Interpretive Summary: Giant reed or Arundo is a perennial invasive weed that presents a severe threat to agroecosystems and riparian areas in the Texas and Mexican portions of the Rio Grande Basin. This study used QuickBird satellite imagery to map giant reed infestations and estimate infested areas in the Mexican portion of the Rio Grande Basin. Based on intensive ground surveys and 40 archived and newly-tasked QuickBird image scenes acquired from 2002 to 2007, the total infested area in the Mexican portion of the Basin was estimated to be 4775 ha. These results will be useful for both land owners and government agencies for the management and control of this invasive weed.

Technical Abstract: Giant reed (Arundo donax L.) is a perennial invasive weed that presents a severe threat to agroecosystems and riparian areas in the Texas and Mexican portions of the Rio Grande Basin. The objective of this study was to use QuickBird satellite imagery to map giant reed infestations and estimate infested areas in the Mexican portion of the Rio Grande Basin.

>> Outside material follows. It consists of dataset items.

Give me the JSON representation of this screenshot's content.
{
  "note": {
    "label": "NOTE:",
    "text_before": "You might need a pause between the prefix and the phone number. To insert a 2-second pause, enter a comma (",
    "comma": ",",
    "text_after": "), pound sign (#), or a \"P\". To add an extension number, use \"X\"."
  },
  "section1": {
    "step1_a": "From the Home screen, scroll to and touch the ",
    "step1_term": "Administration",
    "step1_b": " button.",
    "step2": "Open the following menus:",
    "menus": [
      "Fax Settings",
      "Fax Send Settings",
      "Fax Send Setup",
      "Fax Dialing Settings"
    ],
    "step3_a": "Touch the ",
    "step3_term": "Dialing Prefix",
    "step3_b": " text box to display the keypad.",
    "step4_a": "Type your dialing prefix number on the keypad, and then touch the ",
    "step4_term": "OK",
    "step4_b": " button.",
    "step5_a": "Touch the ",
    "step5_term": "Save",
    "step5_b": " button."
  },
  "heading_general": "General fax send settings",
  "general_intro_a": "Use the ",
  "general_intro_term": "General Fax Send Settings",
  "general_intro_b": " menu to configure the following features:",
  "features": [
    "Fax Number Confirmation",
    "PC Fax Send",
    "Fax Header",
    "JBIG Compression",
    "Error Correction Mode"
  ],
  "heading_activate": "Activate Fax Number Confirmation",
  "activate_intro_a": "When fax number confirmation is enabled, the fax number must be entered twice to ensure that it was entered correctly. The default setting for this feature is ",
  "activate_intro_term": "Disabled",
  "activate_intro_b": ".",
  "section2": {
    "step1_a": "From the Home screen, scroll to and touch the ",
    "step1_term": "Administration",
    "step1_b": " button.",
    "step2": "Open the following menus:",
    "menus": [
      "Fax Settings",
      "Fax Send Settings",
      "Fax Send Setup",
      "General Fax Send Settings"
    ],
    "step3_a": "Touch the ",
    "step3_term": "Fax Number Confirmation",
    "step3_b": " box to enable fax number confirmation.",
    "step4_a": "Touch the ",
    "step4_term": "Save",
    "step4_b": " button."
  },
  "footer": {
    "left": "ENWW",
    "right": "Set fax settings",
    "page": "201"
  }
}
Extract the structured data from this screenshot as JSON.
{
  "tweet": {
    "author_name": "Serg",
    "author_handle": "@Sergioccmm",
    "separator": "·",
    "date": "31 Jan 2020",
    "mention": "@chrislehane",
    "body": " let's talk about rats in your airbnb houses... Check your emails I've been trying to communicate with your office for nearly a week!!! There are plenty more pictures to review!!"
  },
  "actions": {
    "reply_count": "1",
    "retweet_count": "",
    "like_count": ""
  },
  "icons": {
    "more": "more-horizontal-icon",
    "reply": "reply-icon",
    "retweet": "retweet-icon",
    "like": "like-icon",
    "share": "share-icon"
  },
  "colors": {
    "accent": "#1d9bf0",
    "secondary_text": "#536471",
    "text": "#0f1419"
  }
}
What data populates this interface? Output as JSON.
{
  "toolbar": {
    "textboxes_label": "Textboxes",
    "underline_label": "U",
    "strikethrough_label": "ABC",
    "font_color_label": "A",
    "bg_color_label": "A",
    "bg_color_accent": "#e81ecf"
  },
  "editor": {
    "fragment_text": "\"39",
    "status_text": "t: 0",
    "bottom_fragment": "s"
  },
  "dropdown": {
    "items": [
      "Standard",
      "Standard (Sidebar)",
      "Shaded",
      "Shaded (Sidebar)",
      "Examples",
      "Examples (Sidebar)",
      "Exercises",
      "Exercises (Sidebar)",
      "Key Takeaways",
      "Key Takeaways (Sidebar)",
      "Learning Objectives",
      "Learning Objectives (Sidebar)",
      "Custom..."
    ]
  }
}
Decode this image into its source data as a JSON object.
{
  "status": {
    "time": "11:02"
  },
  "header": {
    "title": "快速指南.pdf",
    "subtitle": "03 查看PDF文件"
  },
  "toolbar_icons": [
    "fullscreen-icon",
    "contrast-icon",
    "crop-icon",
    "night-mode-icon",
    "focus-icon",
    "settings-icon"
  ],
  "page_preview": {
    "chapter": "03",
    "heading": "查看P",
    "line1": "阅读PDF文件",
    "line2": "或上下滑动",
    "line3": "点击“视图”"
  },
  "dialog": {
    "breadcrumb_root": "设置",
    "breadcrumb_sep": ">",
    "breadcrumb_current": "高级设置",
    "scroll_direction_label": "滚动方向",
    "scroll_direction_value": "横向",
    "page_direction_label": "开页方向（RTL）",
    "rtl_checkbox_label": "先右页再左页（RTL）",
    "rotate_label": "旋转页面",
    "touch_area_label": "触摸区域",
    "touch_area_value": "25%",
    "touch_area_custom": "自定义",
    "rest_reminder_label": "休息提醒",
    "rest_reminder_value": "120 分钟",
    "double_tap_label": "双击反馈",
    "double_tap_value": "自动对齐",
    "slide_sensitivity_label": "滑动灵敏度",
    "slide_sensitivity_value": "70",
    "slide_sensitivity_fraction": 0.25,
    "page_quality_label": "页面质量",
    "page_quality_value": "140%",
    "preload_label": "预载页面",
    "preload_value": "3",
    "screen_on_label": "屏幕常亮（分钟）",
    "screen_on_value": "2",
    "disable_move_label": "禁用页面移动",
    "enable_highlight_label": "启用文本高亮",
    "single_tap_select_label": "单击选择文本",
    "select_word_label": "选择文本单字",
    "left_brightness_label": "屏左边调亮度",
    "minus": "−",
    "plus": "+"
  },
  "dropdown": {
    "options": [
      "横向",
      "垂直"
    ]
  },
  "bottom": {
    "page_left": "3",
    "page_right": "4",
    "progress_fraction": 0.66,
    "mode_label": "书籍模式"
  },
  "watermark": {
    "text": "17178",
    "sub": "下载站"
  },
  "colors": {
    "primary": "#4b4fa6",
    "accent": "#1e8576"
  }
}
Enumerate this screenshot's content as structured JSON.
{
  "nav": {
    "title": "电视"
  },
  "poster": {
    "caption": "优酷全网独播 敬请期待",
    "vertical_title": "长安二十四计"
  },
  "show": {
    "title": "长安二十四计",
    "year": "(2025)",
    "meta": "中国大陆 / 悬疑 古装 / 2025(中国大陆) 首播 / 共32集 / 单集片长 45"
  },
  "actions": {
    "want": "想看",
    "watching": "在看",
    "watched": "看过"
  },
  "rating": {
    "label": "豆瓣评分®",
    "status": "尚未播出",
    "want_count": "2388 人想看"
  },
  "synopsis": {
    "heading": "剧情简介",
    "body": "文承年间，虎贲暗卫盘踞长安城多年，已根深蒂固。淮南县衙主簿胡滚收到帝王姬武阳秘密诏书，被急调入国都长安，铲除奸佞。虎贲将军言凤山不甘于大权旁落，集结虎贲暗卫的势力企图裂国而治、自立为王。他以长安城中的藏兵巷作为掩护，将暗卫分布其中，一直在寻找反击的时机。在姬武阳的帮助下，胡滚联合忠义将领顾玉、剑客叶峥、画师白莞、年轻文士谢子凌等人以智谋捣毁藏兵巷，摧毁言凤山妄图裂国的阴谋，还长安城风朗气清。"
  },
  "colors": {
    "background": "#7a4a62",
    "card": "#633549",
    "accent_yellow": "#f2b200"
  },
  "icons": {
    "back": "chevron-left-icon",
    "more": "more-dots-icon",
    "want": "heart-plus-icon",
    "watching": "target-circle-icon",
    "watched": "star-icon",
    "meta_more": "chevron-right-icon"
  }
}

Intensive ground surveys were conducted and global positioning system (GPS) points were collected to document the locations along major tributaries and other infested areas in the Mexican portion of the Basin. To map the scattered infestations, QuickBird image scenes covering a total area of 7190 square km were needed. In this study, 40 archived and newly-tasked QuickBird image scenes acquired from 2002 to 2007 and covering a total area of 3252 square km were used. These images were classified using maximum likelihood classification and the areas for giant reed and water in each scene were determined. The total giant reed-infested area determined from the 40 images was 2160 ha. Since the 40 images constituted about 45.2% of the total area to be imaged, the total infested area in the Mexican portion of the Basin was estimated to be 4775 ha. Based on the images acquired along the tributaries, the ratio of giant reed-infested area to water area was 1.6 ha/ha and the ratio of giant reed-infested area to river length was 4.6 ha/km. Although actual infested areas are larger than the estimated areas because some of the infested areas may have not been counted during ground surveys, this study provides the first and accurate estimates of giant reed infestations in the Mexican portion of the Rio Grande Basin. These results will be useful for both land owners and government agencies for the management and control of this invasive weed.